Gardening Update: Green paths to autumn
THERE was a time when labour was cheap enough for garden paths to be made of sand, the ideal rooting medium for seedlings and weeds. But the garden boys kept their rakes moving and cleanliness prevailed. Today we have gravel paths which are much easier to maintain and residual weedkillers, containing Simazine and Atrazine, could keep the paths clear for the better part of the growing season. But both weedkillers are being withdrawn and stocks have to be used up or safely disposed off by 1 September 1993. Lovers of clean gravel paths will either have to settle for the 'green solution' and keep busy, or try less effective and more expensive chemical treatments.
Going 'green' usually means a little-and-often approach to a problem. On paths this applies to autumn leaves just as much as to summer weeds. If you allow leaves to sit thickly on gravel paths for long, you encourage the worms to surface and drag them below. Along with the worms come casts of soil, and soon that immaculate gravel is topped with a seedbed for any passing weed.

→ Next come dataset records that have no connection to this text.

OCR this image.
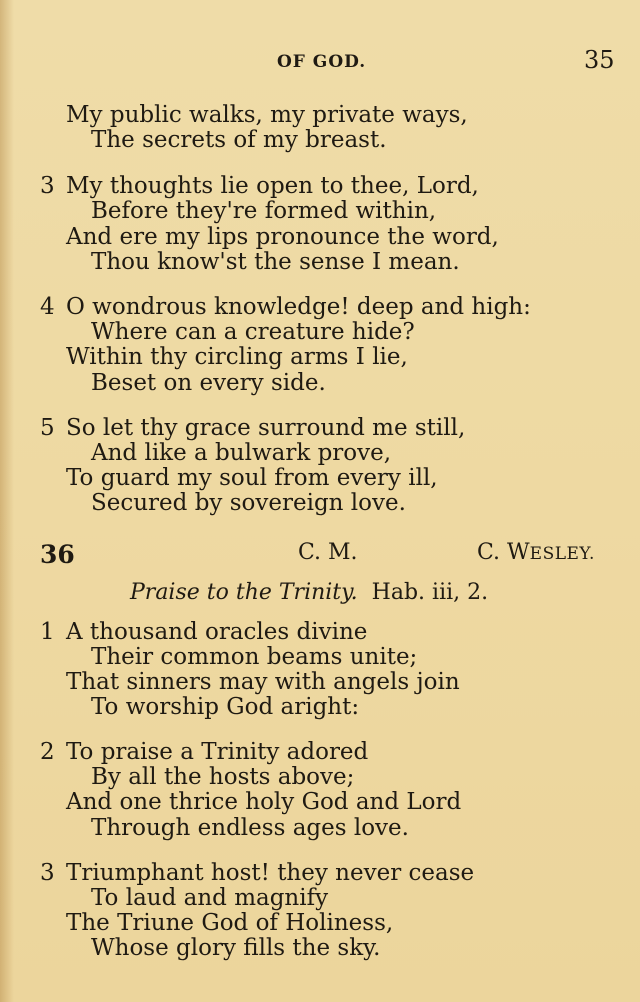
OF GOD.	35
My public walks, my private ways,
The secrets of my breast.
3 My thoughts lie open to thee, Lord,
Before they're formed within,
And ere my lips pronounce the word,
Thou know'st the sense I mean.
4 O wondrous knowledge! deep and high:
Where can a creature hide?
Within thy circling arms I lie,
Beset on every side.
5 So let thy grace surround me still,
And like a bulwark prove,
To guard my soul from every ill,
Secured by sovereign love.
36	C. M.	C. WESLEY.
Praise to the Trinity. Hab. iii, 2.
1 A thousand oracles divine
Their common beams unite;
That sinners may with angels join
To worship God aright:
2 To praise a Trinity adored
By all the hosts above;
And one thrice holy God and Lord
Through endless ages love.
3 Triumphant host! they never cease
To laud and magnify
The Triune God of Holiness,
Whose glory fills the sky.
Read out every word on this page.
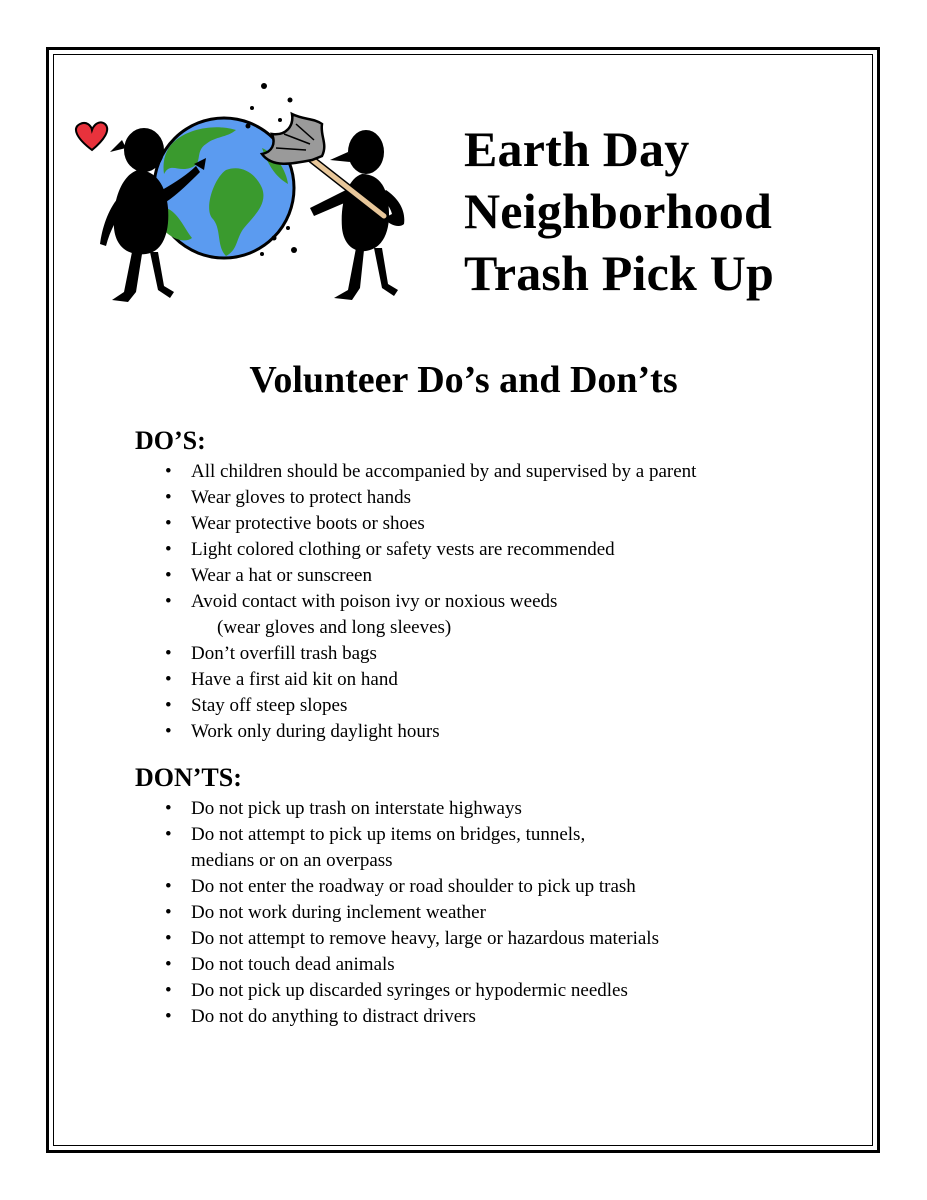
Earth Day
Neighborhood
Trash Pick Up
Volunteer Do’s and Don’ts
DO’S:
• All children should be accompanied by and supervised by a parent
• Wear gloves to protect hands
• Wear protective boots or shoes
• Light colored clothing or safety vests are recommended
• Wear a hat or sunscreen
• Avoid contact with poison ivy or noxious weeds
(wear gloves and long sleeves)
• Don’t overfill trash bags
• Have a first aid kit on hand
• Stay off steep slopes
• Work only during daylight hours
DON’TS:
• Do not pick up trash on interstate highways
• Do not attempt to pick up items on bridges, tunnels,
medians or on an overpass
• Do not enter the roadway or road shoulder to pick up trash
• Do not work during inclement weather
• Do not attempt to remove heavy, large or hazardous materials
• Do not touch dead animals
• Do not pick up discarded syringes or hypodermic needles
• Do not do anything to distract drivers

It is better to rake up leaves on gravel paths fairly often: sadly, going 'green' and laissez-faire gardening do not always make a marriage of convenience.
Weather permitting, leaf fall can be staggered by planting the right species. Ignore the usual Japanese maples, but try the related vine maple, Acer circinatum, or the Amur maple Acer ginnala. Both are small trees and colour well at the first hint of autumn. The ironwood tree, Parrotia persica, manages to stay colourful throughout the season and bears every colour of the season simultaneously, from green and yellow to cream, orange and scarlet. The Italian alder, Alnus cordata, stays glossy racing green until mid-December; as the leaves fall its pairs of hanging cones are revealed.